Руки не доходили и до совершения полного, достаточного следствия. Эпизодов, когда оставлялись нераскрытыми важные глухие тайны, наподобие тех, какие досталось удерживать мне, можно было насчитывать тысячи и тысячи. И как раз в этом проявлялось бессилие режима.
Впрочем, не то же ли самое демонстрируют нам иные времена?
Как высший знак моей судьбы я расцениваю своеобразное самопожертвование, на которое, уже будучи обложен подозрениями энкавэдэшников, решился Веналий, посетив моё село и желая о чём-то говорить со мной. Это было знаком того, что у нас с ним установились по-настоящему дружеские, доверительные отношения.
Союз, в который облекались наши общие тайны, оказался прочным. И в то, что я сумею сохранить доверенное мне, Веналий верил, кажется, даже больше и сильнее, чем я – сам себе…
Больше с ним мы уже не встретились. На выкосе его не оказалось ни в следующий сезон, ни в другие немногие последующие годы. Аукнулось-таки бедняге от стычки с парторгом. А затем и сам я навсегда уехал из села и больше в него не наведывался…
Только спустя годы, когда в доме у вдовы Кереса я разглядывал старую фотографию его дяди, я мог без ошибки сказать, кто он, и представить, в какой тесной взаимосвязи находились изложенные в разных частях этого печального повествования эпизоды и обстоятельства из жизней двух художников, а также и – из моей, что, видимо, неоспоримо.
И хотя общая канва уже, что называется, сомкнулась, я пока не считал бы, что обязательства, взятые мною в память о бывших дорогими для меня людях и по соображениям моего бескорыстия, я выполнил хорошо, так, чтобы не только у читателей, но даже и у меня лично не могло возникнуть сомнений, будто сказано всё-таки здесь не всё.
Позволю себе дать к этому некоторые дополнения, которые считаю очень важными, и вместе с тем извиниться – за то, что замечания мне придётся сделать, частью не имея прямых оснований им, а – только в виде догадок и предположений. Такой уж получается расклад. Полагаюсь тут единственно на саму особенность моего рассказа: недостающее в нём уже как бы очевидно, и его остаётся лишь обозначить и показать более выпукло.
Когда через год после той облавы я сунулся на выкосы, то бригада, которую я там нашёл, была уже почти вся в новом составе. Из прежних приехали бригадир и, кажется, ещё трое.
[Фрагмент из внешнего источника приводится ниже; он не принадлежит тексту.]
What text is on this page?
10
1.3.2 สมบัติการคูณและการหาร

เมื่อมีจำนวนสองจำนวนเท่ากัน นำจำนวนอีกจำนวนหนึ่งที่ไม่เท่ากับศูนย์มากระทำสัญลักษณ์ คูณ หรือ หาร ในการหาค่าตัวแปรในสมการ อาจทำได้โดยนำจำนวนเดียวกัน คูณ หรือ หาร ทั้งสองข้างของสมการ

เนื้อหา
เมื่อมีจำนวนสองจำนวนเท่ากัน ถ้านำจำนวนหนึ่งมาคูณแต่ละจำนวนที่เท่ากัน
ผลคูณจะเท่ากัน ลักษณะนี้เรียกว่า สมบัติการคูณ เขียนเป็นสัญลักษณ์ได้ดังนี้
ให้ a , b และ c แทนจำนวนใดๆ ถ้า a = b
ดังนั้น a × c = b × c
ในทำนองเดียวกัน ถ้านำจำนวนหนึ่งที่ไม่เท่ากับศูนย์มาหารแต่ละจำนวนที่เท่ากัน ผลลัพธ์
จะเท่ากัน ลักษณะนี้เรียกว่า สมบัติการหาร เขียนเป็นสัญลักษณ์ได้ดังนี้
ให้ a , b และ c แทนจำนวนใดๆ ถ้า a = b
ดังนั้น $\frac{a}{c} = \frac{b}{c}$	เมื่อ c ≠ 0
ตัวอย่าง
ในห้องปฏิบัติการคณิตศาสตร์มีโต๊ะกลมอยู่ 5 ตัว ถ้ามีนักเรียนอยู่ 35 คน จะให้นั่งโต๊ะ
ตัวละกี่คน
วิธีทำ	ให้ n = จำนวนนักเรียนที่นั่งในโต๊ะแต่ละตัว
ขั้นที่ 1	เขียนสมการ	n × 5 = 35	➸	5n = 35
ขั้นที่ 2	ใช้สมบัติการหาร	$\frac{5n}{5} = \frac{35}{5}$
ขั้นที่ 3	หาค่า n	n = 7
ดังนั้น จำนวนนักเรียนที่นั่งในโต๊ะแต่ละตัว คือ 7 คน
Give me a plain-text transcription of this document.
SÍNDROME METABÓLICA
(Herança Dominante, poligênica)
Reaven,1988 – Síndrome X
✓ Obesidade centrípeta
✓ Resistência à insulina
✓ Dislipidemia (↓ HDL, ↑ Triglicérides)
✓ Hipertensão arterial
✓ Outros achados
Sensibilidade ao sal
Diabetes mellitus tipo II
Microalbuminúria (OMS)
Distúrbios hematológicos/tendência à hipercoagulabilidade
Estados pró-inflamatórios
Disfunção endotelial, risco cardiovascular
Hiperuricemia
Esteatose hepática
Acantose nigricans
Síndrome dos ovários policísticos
– Художника, что ли? – уставился на меня бригадир, когда я спросил его о Веналии.
– Угу.
– Не приедет он. А – зачем?
– Он красок обещал привезти, – соврал я.
– Нет, не приедет. Там обыскивали его.
– Как?
– Здесь ты – видел?
– Видел.
– Ну вот и там так же. Забрали, что рисовал, и не вернули.
– Сожгли?!
– Не знаю. Нам не докладывали. Может, и сожгли.
– А ещё что? – Я только теперь вдруг спохватился, что говорю с человеком, у которого с Веналием были натянутые, приязнённые отношения и что то, о чём мы с ним толкуем, не перестало быть тайной и я должен продолжать хранить её, хотя это, может, и не обязательно.
«Как пить дать, он уже знает или догадывается!» – треснуло у меня в голове.
Я приготовился услышать самое худшее.
– Да особенного ничего, – сказал бригадир, задымив самокруткой, которую до этого заправил посечкой из листвового домашнего табака и разжёг кресалом. – Держали в кутузке месяца с три. И сейчас не перестают таскать на допросы. Здорово избивают. Хворый он стал.
И это сообщал мне подлец, травивший художника! Даже при том, что вести он передавал самые угрюмые и за них полагалось бы не иначе как благодарить, я не мог побороть успевшей устояться во мне глубокой и жёсткой ненависти к нему. Тут, помню, я сразу же подумал, что в дело с обработкой Веналия вполне могли быть искусственно втянуты и невольные свидетели, другие заготовщики, о чём уже приходилось говорить выше. Как и чрезмерное растягивание сроков преследований, это прямо вытекало из применявшейся тогда методики энкавэдэшного дознания. И человек, которого я теперь видел перед собой и слушал, не зная, насколько стоило доверять ему, также, вероятно, пособничал этому.
Мы замолчали. Я собрался отойти от него.
– И мне досталось, – совершенно неожиданно обронил бригадир. – Не донёс. Чуть не упекли.